The American College of Rheumatology (ACR) is proposing a new set of diagnostic criteria for fibromyalgia to replace the “tender point” criteria. The new guidelines, which are published in the current issue of Arthritis Care & Research, include common symptoms such as fatigue, sleep disturbances, and cognitive problems, as well as pain.
To meet the previous diagnostic criteria, which were established in 1990, patients must have widespread pain in all four quadrants of their body for a minimum duration of three months and experience moderate pain and tenderness at a minimum of 11 of the 18 specified tender points.
“These new criteria recognize that fibromyalgia is more than just body pain,” explains study coauthor Robert S. Katz. “This is a big deal for patients who suffer symptoms but have had no diagnosis.

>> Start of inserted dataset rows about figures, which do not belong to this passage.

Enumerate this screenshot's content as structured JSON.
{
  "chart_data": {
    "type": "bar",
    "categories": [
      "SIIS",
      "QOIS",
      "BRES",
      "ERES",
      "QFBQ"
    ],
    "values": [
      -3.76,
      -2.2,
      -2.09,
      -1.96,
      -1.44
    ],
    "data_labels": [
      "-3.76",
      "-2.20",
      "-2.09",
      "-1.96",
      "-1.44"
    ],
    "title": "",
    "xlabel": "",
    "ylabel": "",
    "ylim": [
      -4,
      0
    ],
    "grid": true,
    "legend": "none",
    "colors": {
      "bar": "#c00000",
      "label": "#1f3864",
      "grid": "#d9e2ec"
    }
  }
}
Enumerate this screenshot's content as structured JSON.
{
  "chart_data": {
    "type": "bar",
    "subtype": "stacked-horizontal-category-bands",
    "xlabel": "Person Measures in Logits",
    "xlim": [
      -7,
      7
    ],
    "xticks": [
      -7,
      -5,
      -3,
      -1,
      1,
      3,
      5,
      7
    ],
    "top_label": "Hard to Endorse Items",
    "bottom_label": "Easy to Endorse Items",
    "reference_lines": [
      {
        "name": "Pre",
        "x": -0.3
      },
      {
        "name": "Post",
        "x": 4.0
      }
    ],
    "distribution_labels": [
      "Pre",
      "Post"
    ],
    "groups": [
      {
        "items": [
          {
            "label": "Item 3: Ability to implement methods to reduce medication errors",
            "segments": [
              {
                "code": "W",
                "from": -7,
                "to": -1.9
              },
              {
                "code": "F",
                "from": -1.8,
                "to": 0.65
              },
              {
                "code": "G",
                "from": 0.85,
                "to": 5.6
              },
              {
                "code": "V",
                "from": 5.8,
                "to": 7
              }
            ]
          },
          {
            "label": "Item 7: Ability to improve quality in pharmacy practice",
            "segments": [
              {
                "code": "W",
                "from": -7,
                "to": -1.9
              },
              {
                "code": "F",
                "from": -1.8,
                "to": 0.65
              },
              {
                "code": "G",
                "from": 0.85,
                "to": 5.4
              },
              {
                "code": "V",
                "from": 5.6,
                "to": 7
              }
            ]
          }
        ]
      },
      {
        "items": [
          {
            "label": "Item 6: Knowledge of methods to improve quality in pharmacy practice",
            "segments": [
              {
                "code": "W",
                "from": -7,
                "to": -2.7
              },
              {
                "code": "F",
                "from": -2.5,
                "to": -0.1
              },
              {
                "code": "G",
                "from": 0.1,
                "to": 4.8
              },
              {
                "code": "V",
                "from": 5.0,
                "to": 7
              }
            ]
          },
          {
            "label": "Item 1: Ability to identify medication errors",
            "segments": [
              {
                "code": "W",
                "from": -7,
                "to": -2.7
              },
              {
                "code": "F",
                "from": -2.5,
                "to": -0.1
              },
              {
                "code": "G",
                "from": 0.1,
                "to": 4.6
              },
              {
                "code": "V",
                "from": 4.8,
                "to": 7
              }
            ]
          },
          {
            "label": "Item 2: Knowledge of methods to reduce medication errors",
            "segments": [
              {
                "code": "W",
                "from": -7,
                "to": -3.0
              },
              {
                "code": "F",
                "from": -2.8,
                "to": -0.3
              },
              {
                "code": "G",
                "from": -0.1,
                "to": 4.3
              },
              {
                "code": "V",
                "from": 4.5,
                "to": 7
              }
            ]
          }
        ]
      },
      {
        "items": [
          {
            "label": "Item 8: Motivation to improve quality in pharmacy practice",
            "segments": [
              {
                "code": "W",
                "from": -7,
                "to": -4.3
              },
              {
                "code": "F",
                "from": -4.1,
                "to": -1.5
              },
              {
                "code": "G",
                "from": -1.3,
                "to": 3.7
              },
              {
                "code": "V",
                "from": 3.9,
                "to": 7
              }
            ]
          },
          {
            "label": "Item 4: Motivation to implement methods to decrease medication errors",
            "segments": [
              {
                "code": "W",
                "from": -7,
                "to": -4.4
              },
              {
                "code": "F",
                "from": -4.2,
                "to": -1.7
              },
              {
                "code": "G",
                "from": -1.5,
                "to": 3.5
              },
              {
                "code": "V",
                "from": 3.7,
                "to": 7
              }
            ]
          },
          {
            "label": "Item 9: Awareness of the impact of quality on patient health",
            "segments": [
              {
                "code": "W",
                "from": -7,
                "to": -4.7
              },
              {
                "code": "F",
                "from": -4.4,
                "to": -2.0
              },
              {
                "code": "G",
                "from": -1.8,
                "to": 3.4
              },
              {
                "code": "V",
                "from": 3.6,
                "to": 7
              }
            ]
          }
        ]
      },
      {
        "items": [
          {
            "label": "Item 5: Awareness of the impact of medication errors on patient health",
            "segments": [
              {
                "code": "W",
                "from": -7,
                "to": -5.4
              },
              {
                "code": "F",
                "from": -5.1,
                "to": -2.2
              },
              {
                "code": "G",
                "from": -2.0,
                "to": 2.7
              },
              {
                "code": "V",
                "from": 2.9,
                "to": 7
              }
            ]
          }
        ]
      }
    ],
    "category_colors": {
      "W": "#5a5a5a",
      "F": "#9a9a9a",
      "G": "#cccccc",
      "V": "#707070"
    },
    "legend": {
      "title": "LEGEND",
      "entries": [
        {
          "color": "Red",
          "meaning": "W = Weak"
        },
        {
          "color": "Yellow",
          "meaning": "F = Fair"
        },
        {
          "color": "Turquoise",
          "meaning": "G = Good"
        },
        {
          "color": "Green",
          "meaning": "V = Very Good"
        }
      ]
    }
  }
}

A definite diagnosis can lead to more focused and successful treatment and reducing the stress of the unknown.”
“There are numerous shortcomings with the previous criteria, which didn’t take into account the importance of common symptoms including significant fatigue, a lack of mental clarity and forgetfulness, sleep problems and an impaired ability to function doing normal activities,” said Katz.
According to Katz, fibromyalgia pain may fluctuate, which can affect the number of tender points, and the tender point test did not adequately measure symptom severity or the effectiveness of new treatments. “The tender point test also has a gender bias because men may report widespread pain, but they generally aren’t as tender as women.
Arthritis Care & Research – May 2010;62:Epub.